I recently learned of two real events that reportedly inspired the English poet Samuel Taylor Coleridge’s masterpiece “The Rhyme of the Ancient Mariner,” a poem most of us read in high school about an old sailor who stops one of three people walking to a wedding to tell him a captivating but grim story.
According to author Ken McCoogan, in 1797, Coleridge’s neighbor John Cruikshank told him about a nightmare with a “mysterious skeleton ship manned by strange, tormented figures.” Listening to Cruikshank, Coleridge remembered that six years earlier, at fancy charity dinner in London, he’d met a weather-beaten old explorer named Samuel Hearne. Coleridge had listened, rapt, as Hearne spoke compulsively about his days in the Royal Navy, his travels across the Barren Lands of northern North America to the Arctic Ocean, and the hardship of the journey, which had ended in a massacre of native people that still haunted him. We now know it as the Bloody Falls massacre. Coleridge found Hearne immensely compelling – a man so tormented by guilt that he was compelled to bear witness and tell his story.
Having heard Cruikshank’s nightmare and recalling his meeting Hearne, Coleridge read Hearne’s book about his travels. Perhaps, Coleridge thought, he could write a poem about that guilt-burdened character with a new narrative drawn from Cruikshank’s skeleton ship nightmare.
And he did. Samuel Hearne’s guilt-ridden memory of the massacre at Bloody Falls inspired the guilty feeling of the ancient mariner in Coleridge’s famous poem.

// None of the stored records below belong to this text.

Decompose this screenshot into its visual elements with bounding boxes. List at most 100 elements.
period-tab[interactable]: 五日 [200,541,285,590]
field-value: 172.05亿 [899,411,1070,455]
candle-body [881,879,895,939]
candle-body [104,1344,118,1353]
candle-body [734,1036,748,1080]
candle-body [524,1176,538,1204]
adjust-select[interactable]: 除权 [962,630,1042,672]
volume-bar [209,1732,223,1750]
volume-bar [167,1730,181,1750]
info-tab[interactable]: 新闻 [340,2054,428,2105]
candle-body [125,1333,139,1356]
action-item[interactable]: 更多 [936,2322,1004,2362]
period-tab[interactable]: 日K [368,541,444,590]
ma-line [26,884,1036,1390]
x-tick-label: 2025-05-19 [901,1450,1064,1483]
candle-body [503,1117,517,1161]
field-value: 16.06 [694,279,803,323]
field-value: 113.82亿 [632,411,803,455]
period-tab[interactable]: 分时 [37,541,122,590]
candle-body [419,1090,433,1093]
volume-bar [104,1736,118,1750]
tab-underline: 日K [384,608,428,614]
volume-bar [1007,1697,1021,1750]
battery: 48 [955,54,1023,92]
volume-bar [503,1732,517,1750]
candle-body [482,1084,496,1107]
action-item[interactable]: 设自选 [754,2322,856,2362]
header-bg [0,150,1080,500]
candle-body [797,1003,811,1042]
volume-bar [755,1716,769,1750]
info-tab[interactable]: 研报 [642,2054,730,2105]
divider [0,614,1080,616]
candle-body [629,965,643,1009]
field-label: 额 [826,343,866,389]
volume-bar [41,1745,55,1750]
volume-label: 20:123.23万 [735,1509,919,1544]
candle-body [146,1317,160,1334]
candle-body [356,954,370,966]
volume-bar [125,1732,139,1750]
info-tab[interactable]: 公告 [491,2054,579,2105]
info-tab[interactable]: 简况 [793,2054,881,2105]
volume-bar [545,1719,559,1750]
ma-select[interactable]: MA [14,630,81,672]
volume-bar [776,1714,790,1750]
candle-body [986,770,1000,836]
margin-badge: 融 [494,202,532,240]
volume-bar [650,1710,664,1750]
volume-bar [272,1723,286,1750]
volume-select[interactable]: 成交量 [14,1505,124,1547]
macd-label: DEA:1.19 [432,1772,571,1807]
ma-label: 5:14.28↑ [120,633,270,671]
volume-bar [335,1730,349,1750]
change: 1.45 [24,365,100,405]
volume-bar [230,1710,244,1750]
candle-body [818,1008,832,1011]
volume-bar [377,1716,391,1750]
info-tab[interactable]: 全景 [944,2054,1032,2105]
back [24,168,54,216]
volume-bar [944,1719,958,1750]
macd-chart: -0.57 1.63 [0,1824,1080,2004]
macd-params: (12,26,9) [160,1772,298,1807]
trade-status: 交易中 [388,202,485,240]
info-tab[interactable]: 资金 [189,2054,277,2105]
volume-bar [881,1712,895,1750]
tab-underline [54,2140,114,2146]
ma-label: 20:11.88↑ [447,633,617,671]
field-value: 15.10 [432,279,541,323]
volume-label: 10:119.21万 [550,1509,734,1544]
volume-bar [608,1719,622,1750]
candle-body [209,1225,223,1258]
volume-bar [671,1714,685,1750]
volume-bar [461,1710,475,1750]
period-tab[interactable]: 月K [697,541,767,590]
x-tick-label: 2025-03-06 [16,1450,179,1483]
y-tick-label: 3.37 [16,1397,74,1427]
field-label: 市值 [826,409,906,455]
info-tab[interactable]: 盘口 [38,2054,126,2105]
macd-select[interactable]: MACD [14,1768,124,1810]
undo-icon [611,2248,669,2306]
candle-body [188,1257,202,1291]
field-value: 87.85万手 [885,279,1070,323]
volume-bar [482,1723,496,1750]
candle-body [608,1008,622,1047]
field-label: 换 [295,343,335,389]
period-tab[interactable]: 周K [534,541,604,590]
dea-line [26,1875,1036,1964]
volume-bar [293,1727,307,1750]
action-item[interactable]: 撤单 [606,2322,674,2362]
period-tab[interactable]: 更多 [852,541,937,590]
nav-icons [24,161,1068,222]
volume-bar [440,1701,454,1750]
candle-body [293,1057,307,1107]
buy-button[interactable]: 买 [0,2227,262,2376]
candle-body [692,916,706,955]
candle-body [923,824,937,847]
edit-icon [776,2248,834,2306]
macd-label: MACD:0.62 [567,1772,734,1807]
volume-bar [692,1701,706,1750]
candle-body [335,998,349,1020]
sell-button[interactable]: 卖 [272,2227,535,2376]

But Coleridge didn’t settle on a cause for this fictional sailor’s all-consuming guilt until he apparently found it in yet another mariner’s narrative. According to Kenneth Poolman’s book The Speedwell Voyage, Coleridge told his friend and fellow poet William Wordsworth about the poem he’d been working on, the skeleton ship of suffering, and the guilt-ridden sailor. Wordsworth replied that amidst his books was an account of a voyage made by a Captain George Shelvock 75 years earlier, in which a musket-toting sailor had shot an albatross, an act mariners believed inevitably brought on the wrath of Neptune. Wordsworth suggested that Coleridge use shooting an albatross as the reason for the mariner’s suffering and guilt. Coleridge did – just changing the musket to a cross-bow.
And thus it was that in Coleridge’s poem the sailors who suffered with “Water, water, everywhere,/Nor any drop to drink. . . .” hung the albatross around the shooter’s neck, and for the rest of his life, his profound feelings of guilt compelled him to tell his sad tale to all he met.